Sunday, February 5, 2012

February 5: À Propos de Nice (1930 -- Jean Vigo and Boris Kaufman)

★★★★

What a unique movie.  This was my first time with this film, and I’m finding it growing in my appreciation the more I think back on it.  It’s partly a city symphony like Man with a Movie Camera or Berlin Symphony, but it has so many experimental gestures that it fits solidly in the avant-garde.  There is one memorable scene after another, scenes of joy and scenes of pain.  It’s a great impression of that great Mediterranean resort.

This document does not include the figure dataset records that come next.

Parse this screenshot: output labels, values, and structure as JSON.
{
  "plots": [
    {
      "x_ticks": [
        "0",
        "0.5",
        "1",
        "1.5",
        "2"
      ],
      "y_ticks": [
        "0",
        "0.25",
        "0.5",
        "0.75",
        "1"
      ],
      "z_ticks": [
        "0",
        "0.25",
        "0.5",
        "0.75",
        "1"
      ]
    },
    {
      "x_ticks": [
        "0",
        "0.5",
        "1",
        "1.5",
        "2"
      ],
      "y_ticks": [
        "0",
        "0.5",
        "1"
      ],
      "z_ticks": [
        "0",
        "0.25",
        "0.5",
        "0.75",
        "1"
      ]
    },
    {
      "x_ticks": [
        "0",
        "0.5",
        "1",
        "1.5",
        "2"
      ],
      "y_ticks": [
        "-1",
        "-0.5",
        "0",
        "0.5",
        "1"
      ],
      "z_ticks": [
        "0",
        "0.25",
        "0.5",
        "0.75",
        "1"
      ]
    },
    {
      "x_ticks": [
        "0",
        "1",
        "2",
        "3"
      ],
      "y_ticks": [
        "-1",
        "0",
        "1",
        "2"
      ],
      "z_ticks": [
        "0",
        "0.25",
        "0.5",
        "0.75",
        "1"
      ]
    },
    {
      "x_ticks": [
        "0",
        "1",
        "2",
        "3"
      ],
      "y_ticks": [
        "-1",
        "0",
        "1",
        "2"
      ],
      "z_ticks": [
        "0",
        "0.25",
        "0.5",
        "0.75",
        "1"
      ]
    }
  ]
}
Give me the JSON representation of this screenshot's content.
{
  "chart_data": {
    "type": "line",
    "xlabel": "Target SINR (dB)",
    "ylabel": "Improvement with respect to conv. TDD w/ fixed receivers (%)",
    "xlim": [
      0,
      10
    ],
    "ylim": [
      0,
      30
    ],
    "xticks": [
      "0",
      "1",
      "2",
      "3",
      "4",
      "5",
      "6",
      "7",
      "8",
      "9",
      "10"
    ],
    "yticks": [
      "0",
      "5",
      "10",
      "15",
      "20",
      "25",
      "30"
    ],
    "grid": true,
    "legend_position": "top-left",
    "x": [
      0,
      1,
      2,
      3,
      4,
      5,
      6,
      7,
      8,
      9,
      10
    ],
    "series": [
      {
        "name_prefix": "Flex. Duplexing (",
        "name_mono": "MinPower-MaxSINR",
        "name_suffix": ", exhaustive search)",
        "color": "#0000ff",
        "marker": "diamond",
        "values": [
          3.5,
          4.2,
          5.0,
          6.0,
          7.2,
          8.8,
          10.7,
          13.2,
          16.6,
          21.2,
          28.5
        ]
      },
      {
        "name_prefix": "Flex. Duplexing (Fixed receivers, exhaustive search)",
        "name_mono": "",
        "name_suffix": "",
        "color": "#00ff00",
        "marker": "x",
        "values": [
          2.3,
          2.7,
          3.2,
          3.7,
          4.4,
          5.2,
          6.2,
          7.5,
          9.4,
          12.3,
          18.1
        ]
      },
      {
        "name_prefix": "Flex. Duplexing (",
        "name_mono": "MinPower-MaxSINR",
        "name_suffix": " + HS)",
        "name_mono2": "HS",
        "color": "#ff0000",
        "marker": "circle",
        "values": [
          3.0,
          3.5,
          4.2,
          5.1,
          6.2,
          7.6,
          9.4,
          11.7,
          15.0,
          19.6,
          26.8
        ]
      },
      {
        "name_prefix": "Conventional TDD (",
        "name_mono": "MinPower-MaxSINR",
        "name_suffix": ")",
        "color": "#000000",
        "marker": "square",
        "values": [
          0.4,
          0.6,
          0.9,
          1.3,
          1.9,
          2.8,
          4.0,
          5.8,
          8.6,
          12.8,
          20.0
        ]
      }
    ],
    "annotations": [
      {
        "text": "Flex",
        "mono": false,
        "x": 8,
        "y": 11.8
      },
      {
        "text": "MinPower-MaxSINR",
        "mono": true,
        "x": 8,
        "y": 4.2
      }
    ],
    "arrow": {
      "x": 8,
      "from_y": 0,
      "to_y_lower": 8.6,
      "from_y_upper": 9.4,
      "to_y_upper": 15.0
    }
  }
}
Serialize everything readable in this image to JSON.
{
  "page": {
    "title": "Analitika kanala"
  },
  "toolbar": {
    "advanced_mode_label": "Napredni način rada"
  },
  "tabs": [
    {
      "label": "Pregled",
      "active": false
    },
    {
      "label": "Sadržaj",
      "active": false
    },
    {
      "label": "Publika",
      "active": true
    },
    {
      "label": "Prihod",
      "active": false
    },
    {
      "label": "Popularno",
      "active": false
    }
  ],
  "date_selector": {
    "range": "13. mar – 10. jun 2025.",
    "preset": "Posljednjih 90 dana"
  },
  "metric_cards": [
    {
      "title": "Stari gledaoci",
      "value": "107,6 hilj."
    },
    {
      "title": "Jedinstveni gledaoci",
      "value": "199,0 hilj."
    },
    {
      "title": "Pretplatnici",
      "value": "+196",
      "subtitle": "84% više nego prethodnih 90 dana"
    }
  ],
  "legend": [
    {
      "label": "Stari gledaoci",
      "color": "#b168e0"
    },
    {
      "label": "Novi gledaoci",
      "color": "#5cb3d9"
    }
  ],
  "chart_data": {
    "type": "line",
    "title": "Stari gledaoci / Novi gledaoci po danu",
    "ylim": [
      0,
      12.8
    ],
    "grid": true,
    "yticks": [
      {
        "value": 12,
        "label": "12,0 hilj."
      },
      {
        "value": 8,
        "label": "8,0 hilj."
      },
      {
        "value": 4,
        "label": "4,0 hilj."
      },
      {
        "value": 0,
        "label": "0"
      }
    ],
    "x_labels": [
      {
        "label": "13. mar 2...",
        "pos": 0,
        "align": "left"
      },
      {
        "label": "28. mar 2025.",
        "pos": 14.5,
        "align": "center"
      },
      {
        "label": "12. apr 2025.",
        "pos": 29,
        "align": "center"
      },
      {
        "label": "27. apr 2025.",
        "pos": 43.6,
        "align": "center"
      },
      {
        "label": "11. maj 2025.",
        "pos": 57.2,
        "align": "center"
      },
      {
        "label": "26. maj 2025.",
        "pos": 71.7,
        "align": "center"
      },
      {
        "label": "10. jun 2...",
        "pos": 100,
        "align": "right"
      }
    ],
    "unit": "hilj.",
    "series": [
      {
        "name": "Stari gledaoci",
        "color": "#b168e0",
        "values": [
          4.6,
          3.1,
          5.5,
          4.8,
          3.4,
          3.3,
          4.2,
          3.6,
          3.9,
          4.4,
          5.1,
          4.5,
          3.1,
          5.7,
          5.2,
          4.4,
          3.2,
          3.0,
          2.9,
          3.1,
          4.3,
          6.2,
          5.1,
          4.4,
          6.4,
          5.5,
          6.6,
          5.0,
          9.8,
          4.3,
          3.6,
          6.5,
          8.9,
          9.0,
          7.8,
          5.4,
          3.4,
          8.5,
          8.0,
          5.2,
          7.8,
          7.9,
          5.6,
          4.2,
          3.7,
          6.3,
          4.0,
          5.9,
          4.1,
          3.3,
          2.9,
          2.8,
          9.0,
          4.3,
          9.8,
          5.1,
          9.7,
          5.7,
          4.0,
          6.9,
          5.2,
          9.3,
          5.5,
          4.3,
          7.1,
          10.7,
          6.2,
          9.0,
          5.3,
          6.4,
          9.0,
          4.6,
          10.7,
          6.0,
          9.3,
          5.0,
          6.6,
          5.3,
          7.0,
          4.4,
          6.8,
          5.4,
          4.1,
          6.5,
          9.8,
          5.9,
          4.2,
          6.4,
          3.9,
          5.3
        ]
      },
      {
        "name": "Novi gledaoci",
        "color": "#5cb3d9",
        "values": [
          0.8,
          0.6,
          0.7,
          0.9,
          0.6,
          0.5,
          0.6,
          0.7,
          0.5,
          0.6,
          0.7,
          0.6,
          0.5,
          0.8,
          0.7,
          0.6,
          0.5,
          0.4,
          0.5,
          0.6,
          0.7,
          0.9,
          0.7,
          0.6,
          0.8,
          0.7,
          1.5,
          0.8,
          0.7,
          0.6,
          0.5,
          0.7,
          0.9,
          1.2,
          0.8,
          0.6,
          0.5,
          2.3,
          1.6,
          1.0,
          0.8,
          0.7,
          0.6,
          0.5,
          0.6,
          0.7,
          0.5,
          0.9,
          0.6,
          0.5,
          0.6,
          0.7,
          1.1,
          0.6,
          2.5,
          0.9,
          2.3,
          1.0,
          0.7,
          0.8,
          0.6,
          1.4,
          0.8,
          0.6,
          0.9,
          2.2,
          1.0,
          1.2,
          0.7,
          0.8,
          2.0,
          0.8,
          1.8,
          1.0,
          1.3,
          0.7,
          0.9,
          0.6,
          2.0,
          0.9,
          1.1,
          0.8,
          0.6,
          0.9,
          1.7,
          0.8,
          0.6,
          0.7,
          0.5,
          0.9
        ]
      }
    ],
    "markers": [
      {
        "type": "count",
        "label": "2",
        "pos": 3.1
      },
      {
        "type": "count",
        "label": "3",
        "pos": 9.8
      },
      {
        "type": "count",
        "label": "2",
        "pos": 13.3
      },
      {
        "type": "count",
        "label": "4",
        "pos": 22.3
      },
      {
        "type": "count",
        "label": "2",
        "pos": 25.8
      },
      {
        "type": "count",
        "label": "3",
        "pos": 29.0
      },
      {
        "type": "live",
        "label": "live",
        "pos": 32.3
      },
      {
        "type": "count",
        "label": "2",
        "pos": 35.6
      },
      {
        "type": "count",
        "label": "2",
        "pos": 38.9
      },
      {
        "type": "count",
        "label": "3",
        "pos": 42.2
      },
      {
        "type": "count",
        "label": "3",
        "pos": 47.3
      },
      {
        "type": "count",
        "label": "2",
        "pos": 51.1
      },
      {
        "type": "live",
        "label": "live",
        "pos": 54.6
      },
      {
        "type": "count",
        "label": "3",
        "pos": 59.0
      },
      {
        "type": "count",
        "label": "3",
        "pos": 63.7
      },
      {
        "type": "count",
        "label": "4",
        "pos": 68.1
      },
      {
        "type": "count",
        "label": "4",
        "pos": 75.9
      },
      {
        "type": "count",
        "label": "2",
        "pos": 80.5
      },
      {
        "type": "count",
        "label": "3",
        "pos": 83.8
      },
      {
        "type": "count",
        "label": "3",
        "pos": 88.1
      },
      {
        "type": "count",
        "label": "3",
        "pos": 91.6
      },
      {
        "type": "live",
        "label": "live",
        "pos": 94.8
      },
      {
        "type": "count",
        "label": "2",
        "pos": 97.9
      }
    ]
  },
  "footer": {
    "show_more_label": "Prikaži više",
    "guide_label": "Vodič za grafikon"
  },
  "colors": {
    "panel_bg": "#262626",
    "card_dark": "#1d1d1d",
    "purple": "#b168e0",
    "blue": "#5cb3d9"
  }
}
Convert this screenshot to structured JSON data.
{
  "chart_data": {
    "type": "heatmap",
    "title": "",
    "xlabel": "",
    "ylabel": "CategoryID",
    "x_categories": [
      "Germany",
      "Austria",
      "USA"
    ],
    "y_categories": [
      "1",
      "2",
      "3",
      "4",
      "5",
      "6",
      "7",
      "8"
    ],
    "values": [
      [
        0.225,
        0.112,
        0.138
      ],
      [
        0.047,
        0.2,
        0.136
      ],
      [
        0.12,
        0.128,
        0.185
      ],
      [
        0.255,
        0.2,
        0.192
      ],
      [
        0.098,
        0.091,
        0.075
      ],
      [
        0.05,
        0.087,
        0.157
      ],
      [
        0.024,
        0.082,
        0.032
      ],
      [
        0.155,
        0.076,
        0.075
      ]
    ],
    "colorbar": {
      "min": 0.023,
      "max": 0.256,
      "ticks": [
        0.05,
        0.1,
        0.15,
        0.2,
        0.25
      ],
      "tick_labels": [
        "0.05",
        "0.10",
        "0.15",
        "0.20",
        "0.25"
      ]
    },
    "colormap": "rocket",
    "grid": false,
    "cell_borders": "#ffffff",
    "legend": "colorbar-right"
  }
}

The documentary aspects of the film are shots of people walking along the Promenade des Anglais or sitting in chairs people-watching.  Each person, or more specifically each woman, is making a unique style statement with a range of dress from 1930, and I enjoyed the many permutations of that look.  There was also some documentary interest in the warships in the bay and a seaplane landing and taking off.  And street kids playing paper-rock-scissors.  And some very beat-up people.  À Propos de Nice has all this.
 
But there are also many 20s avant-garde cinema gestures here.  The camera spins and the imposing Hotel Negresco turns upside down.  A series of cuts reveal to us a woman always in the same posture but wearing a series of different dresses…until she is nude.  In another editing trick, some partying dancers on an elevated platform dance madly away as the camera cuts to people looking up – a priest, an old woman – creating a cinematic link between the two levels.  And the Mardi Gras parade is simply delirious with dancers and huge paper mache figures prancing in the street.  A human face peeking out one of these figures looks for all the world like a cinematic mask.  The film goes on to cut back and forth between the hyperactivity of the parade and expressive cemetery statues, and it shows soldiers marching in the parade in fast motion as well as people heading to a funeral march.  À Propos de Nice has all these elements, too.

The movie also clearly has a certain amount of provocation as its aim.  It spends time lingering on women's legs and peeking up their dresses.  While the poor work and gamble, wealthy relax in excess.  A man burns crispy on the beach.  Épater la bourgeoisie would seem to be a clear goal here, and one that the film royally achieves.

À Propos de Nice is several things at once: avant-garde experiment, city documentary, social commentary, poke.  Anyone will enjoy their time with this unique, original amalgam.